How does CNM-Au8 work?
CNM-Au8 contains a suspension of nanocrystalline gold that acts to support biological reactions within cells. The compound is designed to support cellular reactions that generate energy, as well as help remove the destructive byproducts of cellular metabolism.
Preclinical studies have demonstrated that CNM-Au8 is able to protect motor neurons from severe damage and death. Motor neurons are nerve cells that are responsible for the movement of muscles. In MS, there is a loss of the myelin sheath — the coating that protects nerve fibers from damage. CNM-Au8 may be able to protect the nerve cells from damaging cellular processes, as well as encouraging remyelination.
CNM-Au8 in clinical trials for MS
A randomized, placebo-controlled, double-blind, escalating-dose Phase 1 clinical trial (NCT02755870) assessed the safety, tolerability, and pharmacokinetics (movement in the body) of CNM-Au8 in healthy volunteers.
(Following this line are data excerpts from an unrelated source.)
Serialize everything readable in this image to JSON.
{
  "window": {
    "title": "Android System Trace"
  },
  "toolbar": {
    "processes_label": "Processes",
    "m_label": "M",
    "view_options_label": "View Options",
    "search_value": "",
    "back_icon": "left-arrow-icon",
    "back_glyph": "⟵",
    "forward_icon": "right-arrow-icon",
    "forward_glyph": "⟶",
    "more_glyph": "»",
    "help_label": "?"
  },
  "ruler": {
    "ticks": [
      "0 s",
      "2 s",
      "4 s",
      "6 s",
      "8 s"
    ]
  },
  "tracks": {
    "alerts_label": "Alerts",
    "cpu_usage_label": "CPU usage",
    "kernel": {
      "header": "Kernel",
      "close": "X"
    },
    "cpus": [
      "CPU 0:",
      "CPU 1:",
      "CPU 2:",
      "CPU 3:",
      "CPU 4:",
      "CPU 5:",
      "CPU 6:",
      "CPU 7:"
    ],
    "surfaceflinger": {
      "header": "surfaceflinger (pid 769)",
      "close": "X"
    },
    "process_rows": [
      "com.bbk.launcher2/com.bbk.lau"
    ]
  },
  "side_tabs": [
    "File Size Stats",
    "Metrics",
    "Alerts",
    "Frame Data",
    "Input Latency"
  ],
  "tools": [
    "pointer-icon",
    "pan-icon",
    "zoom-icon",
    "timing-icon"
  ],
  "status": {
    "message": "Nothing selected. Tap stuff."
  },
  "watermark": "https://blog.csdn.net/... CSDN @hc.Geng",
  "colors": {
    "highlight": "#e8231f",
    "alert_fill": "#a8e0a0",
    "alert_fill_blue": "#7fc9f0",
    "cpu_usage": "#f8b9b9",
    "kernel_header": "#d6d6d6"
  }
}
The results showed that CNM-Au8 was safe and well-tolerated.
An open-label Phase 2 clinical trial (NCT03993171) called REPAIR-MS is currently recruiting an estimated 24 adult patients with relapsing-remitting MS (RRMS) in Texas to assess the safety, pharmacokinetics, and pharmacodynamics (effect on the body) of CNM-Au8. Patients will take one of four doses (7.5, 15, 30 or 60 mg) of CNM-Au8 in a liquid suspension every day for 12 weeks. The study’s primary endpoint is the ratio of two metabolic markers (NAD+ and NADH) using a technique called 31-phosphorous magnetic resonance spectroscopy (31P-MRS). These metabolic markers can indicate how much energy cells produce, and whether the energy balance of the cell has changed. Patients will undergo 31P-MRS scans before the start of treatment, after 12 weeks of treatment, and four weeks after the end of treatment.
Another Phase 2 clinical trial (NCT03536559) called VISIONARY-MS is recruiting as many as 150 RRMS patients in Australia with lesions that affect their vision, to test the safety and efficacy of CNM-Au8 in remyelinating nerve cells related to vision. Patients will be randomly assigned to receive 15 mg or 30 mg of CNM-Au8 or placebo in a liquid suspension every day for six months. The primary endpoint of the study is the improvement in low-contrast vision as measured by low-contrast letter acuity (an eye exam using a chart with low contrast between the letters and the background of the chart) after 24 weeks of treatment. The secondary measure will be any improvements in remyelination as measured by visual evoked potentials (mfVEP, a vision test that measures the electrical potential across regions of the eye as the patient views an image) after 24 weeks of treatment.
The U.S. Food and Drug Administration (FDA) granted CNM-Au8 orphan drug status for the treatment of ALS in July 2019.